Aussi ont-ils révélé une aptitude à faire douter du discours officiel et une forte capacité à investir les brèches créées par l’imposition sans délai et sans aucune forme d’explication du pass vaccinal, en vue de reconquérir davantage d’espace de déploiement rendant ainsi le nihilisme plus contagieux.

La résultat en est que la tension sociale de jeudi dernier, journée d’entrée en vigueur du pass vaccinal, a permis aux tenants de la suspicion d’élargir leur front, et de transformer l’indignation en remise en cause de l’autorité sanitaire, voire de sa légitimité.

Certains suggèrent un délai pour la mise en œuvre du pass vaccinal, une suggestion louable dès lors qu’elle épargne au pays la perturbation actuelle qui risque d’impacter le fonctionnement normal de son administration, services, activités économiques et commerciales. 

Sauf que la question n’est plus une histoire de délai, mais de la refonte de communication scientifique et médiatique et du processus de prise de décision.

Il ne s’agit donc pas uniquement de suspendre la mise en œuvre coercitive du pass vaccinal, mais de revoir intégralement la composition du Comité scientifique et missions, ainsi que sa manière d’opérer, le but étant de consolider sa crédibilité et de renforcer la confiance des citoyens dans une institution qui devrait revoir ses modus operandi pour convaincre.

Certains estiment que la démarche coercitive a été concluante puisqu’elle a assuré un formidable afflux des candidats à la vaccination.
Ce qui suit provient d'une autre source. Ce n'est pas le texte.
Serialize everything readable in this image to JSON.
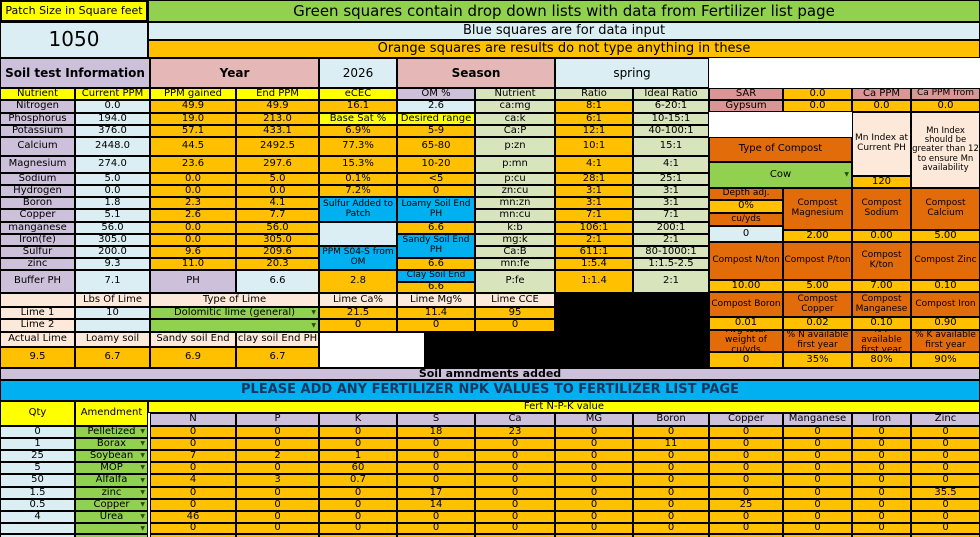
{
  "banners": {
    "patch_size_label": "Patch Size in Square feet",
    "patch_size_value": "1050",
    "green": "Green squares contain drop down lists with data from Fertilizer list page",
    "blue": "Blue squares are for data input",
    "orange": "Orange squares are results do not type anything in these"
  },
  "title_row": {
    "soil_test": "Soil test Information",
    "year_label": "Year",
    "year_value": "2026",
    "season_label": "Season",
    "season_value": "spring"
  },
  "icons": {
    "dropdown": "▼"
  },
  "main_table": {
    "col_headers": [
      "Nutrient",
      "Current PPM",
      "PPM gained",
      "End PPM",
      "eCEC",
      "OM %",
      "Nutrient",
      "Ratio",
      "Ideal Ratio"
    ],
    "rows": [
      {
        "nutrient": "Nitrogen",
        "current": "0.0",
        "gained": "49.9",
        "end": "49.9"
      },
      {
        "nutrient": "Phosphorus",
        "current": "194.0",
        "gained": "19.0",
        "end": "213.0"
      },
      {
        "nutrient": "Potassium",
        "current": "376.0",
        "gained": "57.1",
        "end": "433.1"
      },
      {
        "nutrient": "Calcium",
        "current": "2448.0",
        "gained": "44.5",
        "end": "2492.5"
      },
      {
        "nutrient": "Magnesium",
        "current": "274.0",
        "gained": "23.6",
        "end": "297.6"
      },
      {
        "nutrient": "Sodium",
        "current": "5.0",
        "gained": "0.0",
        "end": "5.0"
      },
      {
        "nutrient": "Hydrogen",
        "current": "0.0",
        "gained": "0.0",
        "end": "0.0"
      },
      {
        "nutrient": "Boron",
        "current": "1.8",
        "gained": "2.3",
        "end": "4.1"
      },
      {
        "nutrient": "Copper",
        "current": "5.1",
        "gained": "2.6",
        "end": "7.7"
      },
      {
        "nutrient": "manganese",
        "current": "56.0",
        "gained": "0.0",
        "end": "56.0"
      },
      {
        "nutrient": "Iron(fe)",
        "current": "305.0",
        "gained": "0.0",
        "end": "305.0"
      },
      {
        "nutrient": "Sulfur",
        "current": "200.0",
        "gained": "9.6",
        "end": "209.6"
      },
      {
        "nutrient": "zinc",
        "current": "9.3",
        "gained": "11.0",
        "end": "20.3"
      }
    ],
    "buffer_row": {
      "label": "Buffer PH",
      "value": "7.1",
      "ph_label": "PH",
      "ph_value": "6.6"
    },
    "ecec_cells": [
      {
        "text": "16.1",
        "style": "result",
        "row": 0
      },
      {
        "text": "Base Sat %",
        "style": "header",
        "row": 1
      },
      {
        "text": "6.9%",
        "style": "result",
        "row": 2
      },
      {
        "text": "77.3%",
        "style": "result",
        "row": 3
      },
      {
        "text": "15.3%",
        "style": "result",
        "row": 4
      },
      {
        "text": "0.1%",
        "style": "result",
        "row": 5
      },
      {
        "text": "7.2%",
        "style": "result",
        "row": 6
      },
      {
        "text": "Sulfur Added to Patch",
        "style": "note",
        "row": 7,
        "span": 2
      },
      {
        "text": "",
        "style": "input",
        "row": 9,
        "span": 2
      },
      {
        "text": "PPM S04-S from OM",
        "style": "note",
        "row": 11,
        "span": 2
      },
      {
        "text": "2.8",
        "style": "result",
        "row": 13
      }
    ],
    "om_cells": [
      {
        "text": "2.6",
        "style": "input",
        "row": 0
      },
      {
        "text": "Desired range",
        "style": "header",
        "row": 1
      },
      {
        "text": "5-9",
        "style": "result",
        "row": 2
      },
      {
        "text": "65-80",
        "style": "result",
        "row": 3
      },
      {
        "text": "10-20",
        "style": "result",
        "row": 4
      },
      {
        "text": "<5",
        "style": "result",
        "row": 5
      },
      {
        "text": "0",
        "style": "result",
        "row": 6
      },
      {
        "text": "Loamy Soil End PH",
        "style": "note",
        "row": 7,
        "span": 2
      },
      {
        "text": "6.6",
        "style": "result",
        "row": 9
      },
      {
        "text": "Sandy Soil End PH",
        "style": "note",
        "row": 10,
        "span": 2
      },
      {
        "text": "6.6",
        "style": "result",
        "row": 12
      },
      {
        "text": "Clay Soil End",
        "style": "note",
        "row": 13,
        "half": "top"
      },
      {
        "text": "6.6",
        "style": "result",
        "row": 13,
        "half": "bottom"
      }
    ],
    "ratio_rows": [
      {
        "name": "ca:mg",
        "ratio": "8:1",
        "ideal": "6-20:1"
      },
      {
        "name": "ca:k",
        "ratio": "6:1",
        "ideal": "10-15:1"
      },
      {
        "name": "Ca:P",
        "ratio": "12:1",
        "ideal": "40-100:1"
      },
      {
        "name": "p:zn",
        "ratio": "10:1",
        "ideal": "15:1"
      },
      {
        "name": "p:mn",
        "ratio": "4:1",
        "ideal": "4:1"
      },
      {
        "name": "p:cu",
        "ratio": "28:1",
        "ideal": "25:1"
      },
      {
        "name": "zn:cu",
        "ratio": "3:1",
        "ideal": "3:1"
      },
      {
        "name": "mn:zn",
        "ratio": "3:1",
        "ideal": "3:1"
      },
      {
        "name": "mn:cu",
        "ratio": "7:1",
        "ideal": "7:1"
      },
      {
        "name": "k:b",
        "ratio": "106:1",
        "ideal": "200:1"
      },
      {
        "name": "mg:k",
        "ratio": "2:1",
        "ideal": "2:1"
      },
      {
        "name": "Ca:B",
        "ratio": "611:1",
        "ideal": "80-1000:1"
      },
      {
        "name": "mn:fe",
        "ratio": "1:5.4",
        "ideal": "1:1.5-2.5"
      },
      {
        "name": "P:fe",
        "ratio": "1:1.4",
        "ideal": "2:1"
      }
    ]
  },
  "right_panel": {
    "sar_label": "SAR",
    "sar_value": "0.0",
    "ca_ppm_label": "Ca PPM",
    "ca_ppm_from_label": "Ca PPM from",
    "gypsum_label": "Gypsum",
    "gypsum_values": [
      "0.0",
      "0.0",
      "0.0"
    ],
    "type_of_compost_label": "Type of Compost",
    "type_of_compost_value": "Cow",
    "mn_index_label": "Mn Index at Current PH",
    "mn_index_value": "120",
    "mn_note": "Mn Index should be greater than 12 to ensure Mn availability",
    "depth_label": "Depth adj.",
    "depth_pct": "0%",
    "cuyds_label": "cu/yds",
    "cuyds_value": "0",
    "compost_grid": [
      {
        "label": "Compost Magnesium",
        "value": "2.00"
      },
      {
        "label": "Compost Sodium",
        "value": "0.00"
      },
      {
        "label": "Compost Calcium",
        "value": "5.00"
      },
      {
        "label": "Compost N/ton",
        "value": "10.00"
      },
      {
        "label": "Compost P/ton",
        "value": "5.00"
      },
      {
        "label": "Compost K/ton",
        "value": "7.00"
      },
      {
        "label": "Compost Zinc",
        "value": "0.10"
      },
      {
        "label": "Compost Boron",
        "value": "0.01"
      },
      {
        "label": "Compost Copper",
        "value": "0.02"
      },
      {
        "label": "Compost Manganese",
        "value": "0.10"
      },
      {
        "label": "Compost Iron",
        "value": "0.90"
      },
      {
        "label": "Avg total weight of cu/yds",
        "value": "0"
      },
      {
        "label": "% N available first year",
        "value": "35%"
      },
      {
        "label": "% P available first year",
        "value": "80%"
      },
      {
        "label": "% K available first year",
        "value": "90%"
      }
    ]
  },
  "lime_section": {
    "col_headers": [
      "Lbs Of Lime",
      "Type of Lime",
      "Lime Ca%",
      "Lime Mg%",
      "Lime CCE"
    ],
    "rows": [
      {
        "label": "Lime 1",
        "lbs": "10",
        "type": "Dolomitic lime (general)",
        "ca": "21.5",
        "mg": "11.4",
        "cce": "95"
      },
      {
        "label": "Lime 2",
        "lbs": "",
        "type": "",
        "ca": "0",
        "mg": "0",
        "cce": "0"
      }
    ],
    "actual_headers": [
      "Actual Lime",
      "Loamy soil",
      "Sandy soil End",
      "clay soil End PH"
    ],
    "actual_values": [
      "9.5",
      "6.7",
      "6.9",
      "6.7"
    ]
  },
  "soil_amendments_label": "Soil amndments added",
  "fert_banner": "PLEASE ADD ANY FERTILIZER NPK VALUES TO FERTILIZER LIST PAGE",
  "fert_table": {
    "qty_header": "Qty",
    "amendment_header": "Amendment",
    "group_header": "Fert N-P-K value",
    "columns": [
      "N",
      "P",
      "K",
      "S",
      "Ca",
      "MG",
      "Boron",
      "Copper",
      "Manganese",
      "Iron",
      "Zinc"
    ],
    "rows": [
      {
        "qty": "0",
        "amendment": "Pelletized",
        "values": [
          "0",
          "0",
          "0",
          "18",
          "23",
          "0",
          "0",
          "0",
          "0",
          "0",
          "0"
        ]
      },
      {
        "qty": "1",
        "amendment": "Borax",
        "values": [
          "0",
          "0",
          "0",
          "0",
          "0",
          "0",
          "11",
          "0",
          "0",
          "0",
          "0"
        ]
      },
      {
        "qty": "25",
        "amendment": "Soybean",
        "values": [
          "7",
          "2",
          "1",
          "0",
          "0",
          "0",
          "0",
          "0",
          "0",
          "0",
          "0"
        ]
      },
      {
        "qty": "5",
        "amendment": "MOP",
        "values": [
          "0",
          "0",
          "60",
          "0",
          "0",
          "0",
          "0",
          "0",
          "0",
          "0",
          "0"
        ]
      },
      {
        "qty": "50",
        "amendment": "Alfalfa",
        "values": [
          "4",
          "3",
          "0.7",
          "0",
          "0",
          "0",
          "0",
          "0",
          "0",
          "0",
          "0"
        ]
      },
      {
        "qty": "1.5",
        "amendment": "zinc",
        "values": [
          "0",
          "0",
          "0",
          "17",
          "0",
          "0",
          "0",
          "0",
          "0",
          "0",
          "35.5"
        ]
      },
      {
        "qty": "0.5",
        "amendment": "Copper",
        "values": [
          "0",
          "0",
          "0",
          "14",
          "0",
          "0",
          "0",
          "25",
          "0",
          "0",
          "0"
        ]
      },
      {
        "qty": "4",
        "amendment": "Urea",
        "values": [
          "46",
          "0",
          "0",
          "0",
          "0",
          "0",
          "0",
          "0",
          "0",
          "0",
          "0"
        ]
      },
      {
        "qty": "",
        "amendment": "",
        "values": [
          "0",
          "0",
          "0",
          "0",
          "0",
          "0",
          "0",
          "0",
          "0",
          "0",
          "0"
        ]
      }
    ]
  }
}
Sans doute, mais à quel prix, sachant qu’une opérationnalisation plus réfléchie et mieux organisée de l’obligation de pass vaccinal aurait été plus efficace et certainement plus efficiente. Elle aurait évité au pays qui a fait jusque-là un quasi sans faute une confusion et une agitation dont il se serait bien passé. C’est dire que les différentes autorités qui cogèrent la lutte contre le Covi-19 sont aujourd’hui tenues à procéder à une réévaluation aussi bien de leur action que de leurs méthodes de travail.